Склоны были скользкие, вокруг не было никого. Вскоре начался дождь, небо опускалось всё ниже, словно сливаясь и становясь одного цвета и массы с землёй. Котлован, куда он рухнул, чем-то напоминавший глиняный карьер, постепенно заполнялся водой. Пробуя ползком выбраться, Лёли раз за разом скатывался и скатывался вниз, карабкаясь и съезжая. Так прошло много времени. Почему он не сдавался и за что боролся, ему самому было непонятно. В его правилах самоубийство было грехом, и если ещё его не забрали отсюда, то надо было что-то делать. Он стремился наверх, а его тащило и тащило вниз. «Ты ничтожество, до тебя никому нет дела, в тебе ничего нет, ты никто, у тебя ничего не получится»,– голос в голове хлестал каждым словом, как плетью, бил с оттяжечкой и наотмашь. Лёли начинал сползать в это, утопать, как в песке. Шаг – и вниз. Мысль – и вниз. Оползнем тянется струя, подцепляя и таща вниз за собой всё новые и новые слои земли и тебя. Начинается внезапно. Возникает и берётся из ниоткуда. Только что было всё хорошо. Утро. Ты проснулся, улыбаешься новому дню, строишь планы. Потом лицо перекашивает, улыбка съезжает, как при инсульте, а вслед за ним осознание и ощущение себя. Это сильно подкашивает. В твоём этом мире, там, среди кого и чего ты сейчас находишься и живёшь, нельзя быть слабым. Тебя уничтожат. Убьют. Съедят. Здесь нужно сражаться, чтобы выжить. Нужно быть всегда начеку и наготове, быть на голову умнее, сильнее, опаснее и хитрее, чтобы пройти все ловушки и выбраться в другой мир.
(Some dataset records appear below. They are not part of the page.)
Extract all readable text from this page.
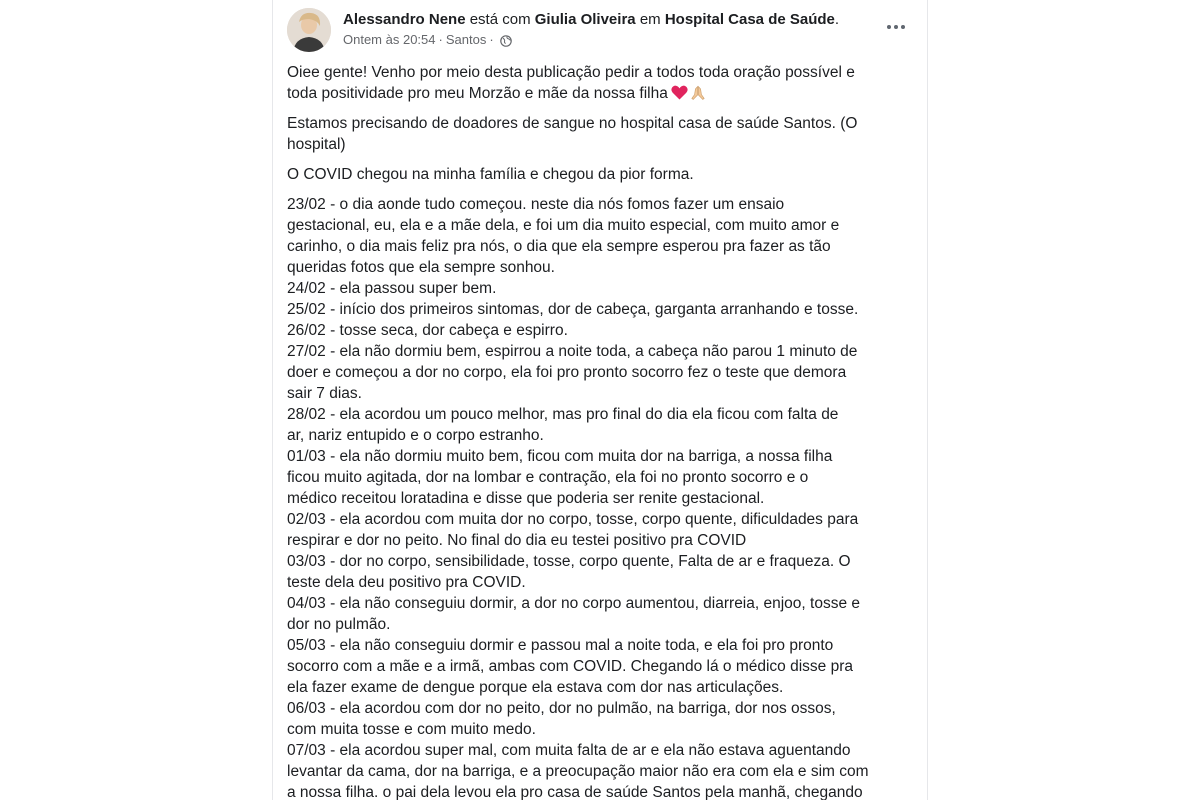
Alessandro Nene está com Giulia Oliveira em Hospital Casa de Saúde.
Ontem às 20:54 · Santos ·

Oiee gente! Venho por meio desta publicação pedir a todos toda oração possível e
toda positividade pro meu Morzão e mãe da nossa filha

Estamos precisando de doadores de sangue no hospital casa de saúde Santos. (O
hospital)

O COVID chegou na minha família e chegou da pior forma.

23/02 - o dia aonde tudo começou. neste dia nós fomos fazer um ensaio
gestacional, eu, ela e a mãe dela, e foi um dia muito especial, com muito amor e
carinho, o dia mais feliz pra nós, o dia que ela sempre esperou pra fazer as tão
queridas fotos que ela sempre sonhou.
24/02 - ela passou super bem.
25/02 - início dos primeiros sintomas, dor de cabeça, garganta arranhando e tosse.
26/02 - tosse seca, dor cabeça e espirro.
27/02 - ela não dormiu bem, espirrou a noite toda, a cabeça não parou 1 minuto de
doer e começou a dor no corpo, ela foi pro pronto socorro fez o teste que demora
sair 7 dias.
28/02 - ela acordou um pouco melhor, mas pro final do dia ela ficou com falta de
ar, nariz entupido e o corpo estranho.
01/03 - ela não dormiu muito bem, ficou com muita dor na barriga, a nossa filha
ficou muito agitada, dor na lombar e contração, ela foi no pronto socorro e o
médico receitou loratadina e disse que poderia ser renite gestacional.
02/03 - ela acordou com muita dor no corpo, tosse, corpo quente, dificuldades para
respirar e dor no peito. No final do dia eu testei positivo pra COVID
03/03 - dor no corpo, sensibilidade, tosse, corpo quente, Falta de ar e fraqueza. O
teste dela deu positivo pra COVID.
04/03 - ela não conseguiu dormir, a dor no corpo aumentou, diarreia, enjoo, tosse e
dor no pulmão.
05/03 - ela não conseguiu dormir e passou mal a noite toda, e ela foi pro pronto
socorro com a mãe e a irmã, ambas com COVID. Chegando lá o médico disse pra
ela fazer exame de dengue porque ela estava com dor nas articulações.
06/03 - ela acordou com dor no peito, dor no pulmão, na barriga, dor nos ossos,
com muita tosse e com muito medo.
07/03 - ela acordou super mal, com muita falta de ar e ela não estava aguentando
levantar da cama, dor na barriga, e a preocupação maior não era com ela e sim com
a nossa filha. o pai dela levou ela pro casa de saúde Santos pela manhã, chegando
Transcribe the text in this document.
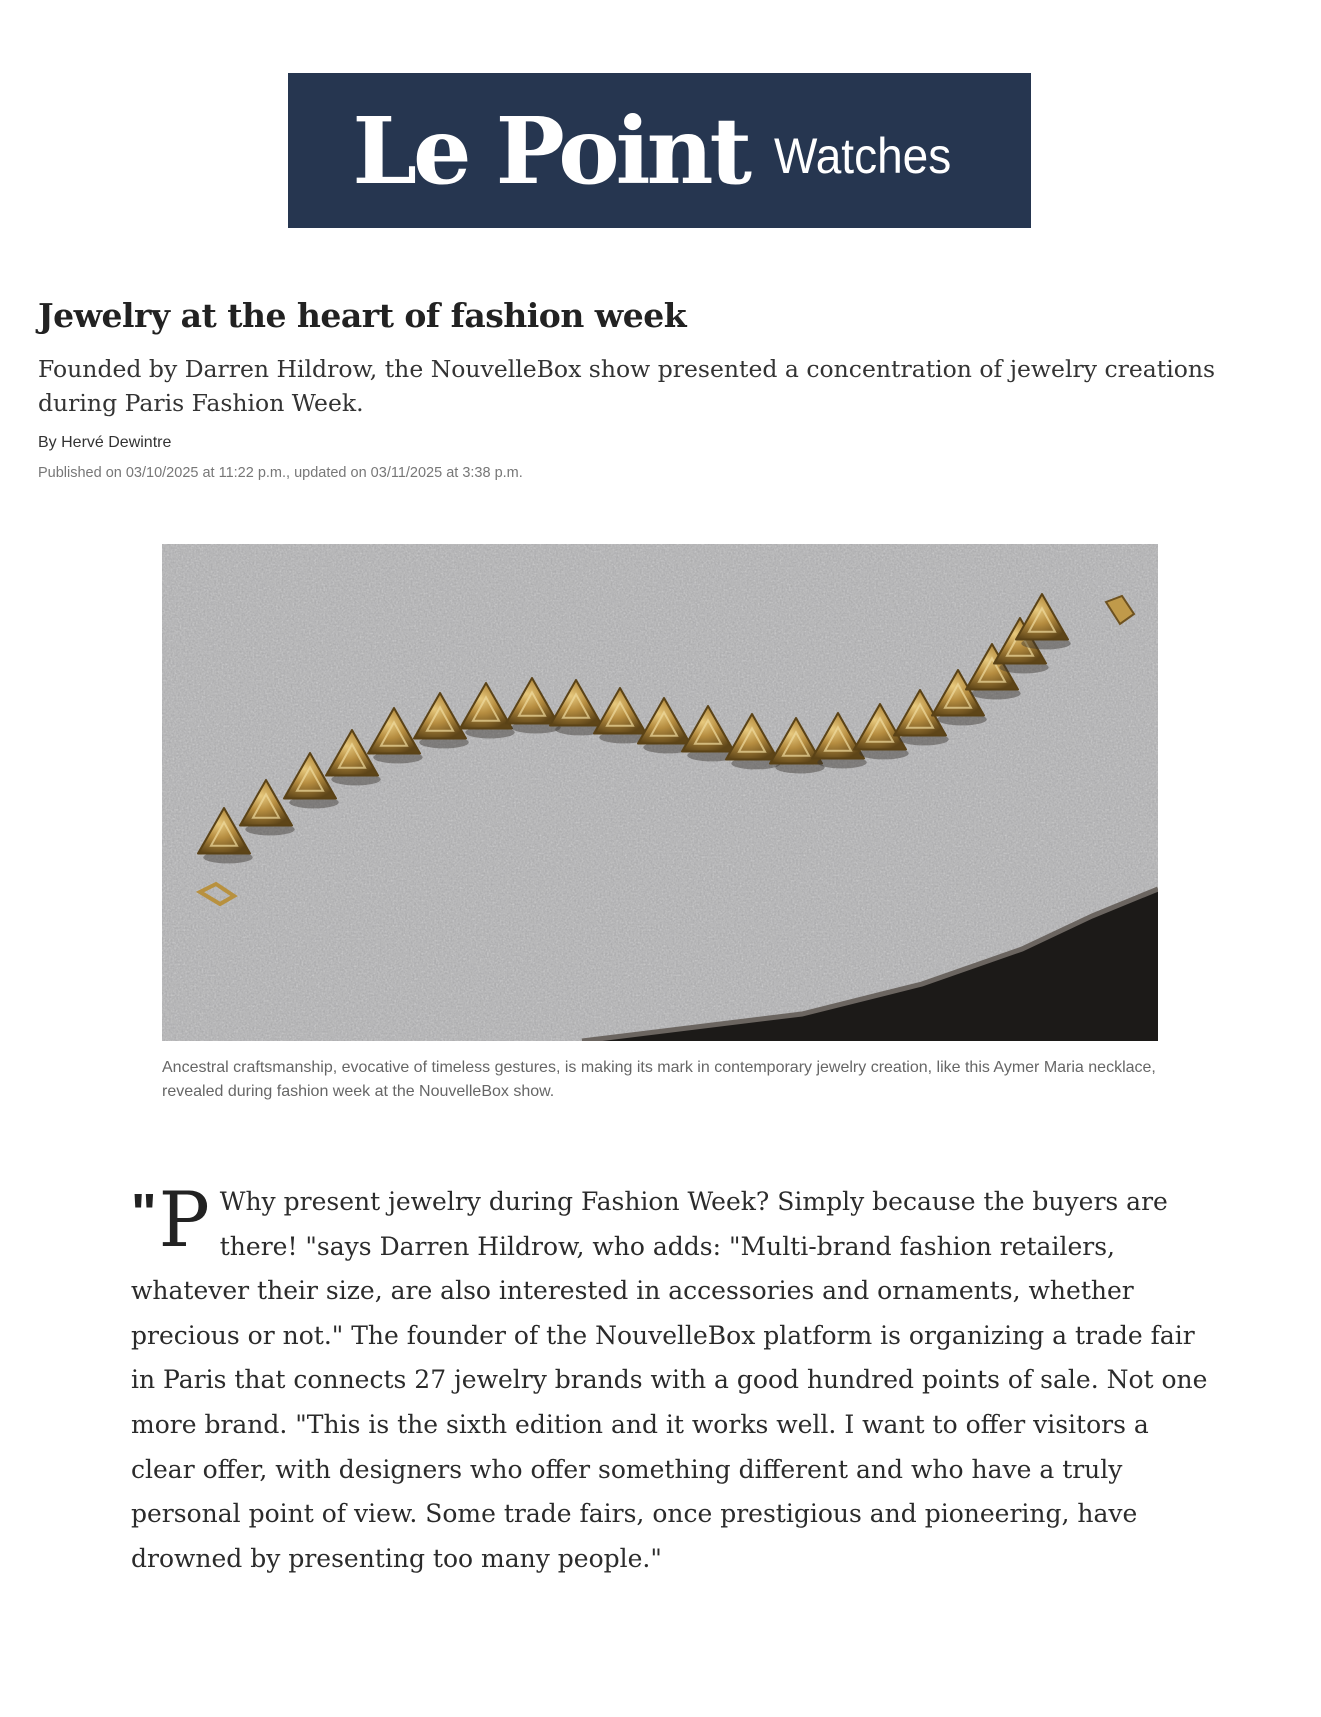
Le Point Watches
Jewelry at the heart of fashion week

Founded by Darren Hildrow, the NouvelleBox show presented a concentration of jewelry creations during Paris Fashion Week.

By Hervé Dewintre

Published on 03/10/2025 at 11:22 p.m., updated on 03/11/2025 at 3:38 p.m.

Ancestral craftsmanship, evocative of timeless gestures, is making its mark in contemporary jewelry creation, like this Aymer Maria necklace, revealed during fashion week at the NouvelleBox show.

" P Why present jewelry during Fashion Week? Simply because the buyers are there! "says Darren Hildrow, who adds: "Multi-brand fashion retailers, whatever their size, are also interested in accessories and ornaments, whether precious or not." The founder of the NouvelleBox platform is organizing a trade fair in Paris that connects 27 jewelry brands with a good hundred points of sale. Not one more brand. "This is the sixth edition and it works well. I want to offer visitors a clear offer, with designers who offer something different and who have a truly personal point of view. Some trade fairs, once prestigious and pioneering, have drowned by presenting too many people."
Потому что этот, и тот, что ниже и темнее, будут тащить и тащить тебя вниз и обратно.

Свалившись пару раз в котлован и побарахтавшись в нем, Лёли нашёл круглую плетёную кованую сферу, с одной стороны её был красный витой крест, а с другой синяя раковина, сверху торчало разорванное звено огромной цепи, заныривая, Лёли смог пролезть внутрь шара и разместиться там, почти упираясь в его стенки.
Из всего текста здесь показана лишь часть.